Overall, the release is impressive and demonstrates that we have not hit a wall in the pre-training scaling laws, as many in the industry have feared. xAI’s benchmarks (admittedly not independently audited, but that is true for all its competitors as well) show impressive results across the board, either leading or very close to leading many of the relevant categories. And while we may nitpick about how saturated these benchmarks have become, with most of the current frontier models within an inch of each other, the achievement is still impressive. In addition to the main model, two variations have also been announced, including a mini model for faster, cheaper inference, and a reasoning model using similar techniques to OpenAI’s o3 and DeepSeek’s R1 to enable additional ‘thinking’ time. And an (admittedly not quite as good) competitor to OpenAI’s Deep Research functionality - courageously called Deep Search - is also part of the wider product offering.
The usual caveats we have come to expect with all these frontier model releases still apply of course: the release is extremely limited at the moment, with first access reserved for subscribers to Twitter’s premium product; functionality like voice mode is not yet ready; widespread access will come later through a rumored $30/month subscription, which breaks through the current $20 limit established by OpenAI and Anthropic for their frontier models; and the product roadmap is almost as fragmented as OpenAI’s before their recent correction.
But, caveats aside, there are some real lessons to be discussed from this release.
On the technology side, this is undeniably impressive. xAI started from scratch and has already caught up with the leading models. That, by itself alone, is an achievement worth celebrating. But there are two other important points to consider:
Hardware still matters…a lot
First, xAI has proven that compute budget matters - building up and scaling training of a frontier model from scratch by using massive clusters of GPUs still works. We have yet to see how this cluster performs during inference for millions of concurrent requests, but the main point remains that compute during training definitely makes a difference.

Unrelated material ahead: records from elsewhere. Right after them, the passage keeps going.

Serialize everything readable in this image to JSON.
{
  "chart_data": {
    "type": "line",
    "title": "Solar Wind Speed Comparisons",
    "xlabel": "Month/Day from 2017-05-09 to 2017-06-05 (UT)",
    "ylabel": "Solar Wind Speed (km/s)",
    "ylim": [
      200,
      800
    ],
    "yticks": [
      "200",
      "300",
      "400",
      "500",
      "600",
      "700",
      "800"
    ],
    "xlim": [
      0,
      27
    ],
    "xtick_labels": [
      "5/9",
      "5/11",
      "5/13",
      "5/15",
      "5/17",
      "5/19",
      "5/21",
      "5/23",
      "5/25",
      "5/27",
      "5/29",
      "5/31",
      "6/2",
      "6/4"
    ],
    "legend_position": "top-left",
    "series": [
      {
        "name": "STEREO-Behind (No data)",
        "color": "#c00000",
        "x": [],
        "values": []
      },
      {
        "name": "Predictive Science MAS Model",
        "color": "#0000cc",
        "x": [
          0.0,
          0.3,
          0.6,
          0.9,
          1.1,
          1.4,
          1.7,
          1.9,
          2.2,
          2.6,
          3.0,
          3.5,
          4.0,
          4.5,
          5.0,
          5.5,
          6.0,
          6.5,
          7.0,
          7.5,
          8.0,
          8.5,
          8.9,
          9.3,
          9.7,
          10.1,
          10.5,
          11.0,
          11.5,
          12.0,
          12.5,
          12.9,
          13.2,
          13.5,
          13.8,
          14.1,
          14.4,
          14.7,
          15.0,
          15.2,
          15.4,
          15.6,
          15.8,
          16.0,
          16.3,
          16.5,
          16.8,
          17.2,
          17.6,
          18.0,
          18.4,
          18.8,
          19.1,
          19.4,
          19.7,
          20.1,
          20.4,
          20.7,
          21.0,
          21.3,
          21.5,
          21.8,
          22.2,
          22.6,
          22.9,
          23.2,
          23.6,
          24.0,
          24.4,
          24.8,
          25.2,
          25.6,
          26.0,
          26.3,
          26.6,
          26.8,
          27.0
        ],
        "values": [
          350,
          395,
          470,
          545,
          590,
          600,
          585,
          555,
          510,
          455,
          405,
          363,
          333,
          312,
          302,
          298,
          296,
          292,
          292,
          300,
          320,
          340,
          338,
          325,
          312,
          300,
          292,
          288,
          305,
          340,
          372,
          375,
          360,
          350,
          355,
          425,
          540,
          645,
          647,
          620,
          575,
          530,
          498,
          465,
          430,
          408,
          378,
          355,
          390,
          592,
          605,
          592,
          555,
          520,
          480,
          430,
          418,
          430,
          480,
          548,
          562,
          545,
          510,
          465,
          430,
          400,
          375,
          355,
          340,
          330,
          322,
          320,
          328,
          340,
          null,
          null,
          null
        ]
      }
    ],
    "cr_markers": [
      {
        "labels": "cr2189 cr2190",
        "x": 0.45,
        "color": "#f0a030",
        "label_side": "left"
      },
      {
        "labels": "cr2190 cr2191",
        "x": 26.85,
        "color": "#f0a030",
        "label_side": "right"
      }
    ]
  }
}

Secondly, for those in the industry claiming that DeepSeek’s emergence threatens NVIDIA have been proven wrong; yes, DeepSeek is a great technological achievement, but xAI was able to surpass it in every metric by ample use of computing power. This should be music to the ears of NVidia and keep their orders for next generation chips robust for the foreseeable future.
Thirdly, xAI has also proven that compute power matters for scaling, and for now at least, model capabilities are almost directly correlated to the amount of GPUs used to train them. Certainly, as DeepSeek has proven, clever software optimizations can help a lot, but in the end compute power remains king.
Finally, and somewhat antithetically to the previous points, hardware can only take you so far. While Grok 3 is impressive, it is also clearly not a generational leap over OpenAI or Anthropic, and at best can be argued to be neck and neck with them. This raises interesting questions about when we will see a clear generational gap emerge - or whether it ever will. While hardware remains king for now, if 100,000 of the latest GPU chips won’t suffice, what will? The valuations of all GenAI companies clearly depend on this answer, and xAI, despite valiant efforts, have only generated more questions around this
The elephant in the room - politics
Undeniably impressive as xAI’s achievements are with Grok 3, no one who considers the GenAI landscape can escape the - to put it mildly - colorful, polarizing personality of the company’s CEO.
Will this help, hinder, or be a non-factor in the adoption of Grok 3? While not turning this into a political debate, surely we can expect resistance from some parts of the public on using a product from a company headed by such a controversial figure. Given the lack of a clear leader in the GenAI model race, it is not outlandish to predict that some (many?) will continue using models from different companies. And while the CEOs of, for example, OpenAI and Meta especially are certainly not without their own controversies, none of them are also in charge of a recently created government entity that is certainly seeing both passionate support and fierce resistance to how it operates. Will this limit xAI's addressable market? The early indicators from some consumers’ seeming reluctance to further engage with Tesla, another consumer-facing company headed by xAI’s CEO, should be instructive.
What comes next
We are clearly entering a new phase in the race to shape the next generation of GenAI - with many developments still to come. Exciting for sure, but for now - and leaving politics aside for a moment - the Grok 3 release is exciting from a technological perspective. If xAI continues to execute well, streamline its product strategy, and release capabilities widely, it could become a prime competitor to OpenAI and other major GenAI companies.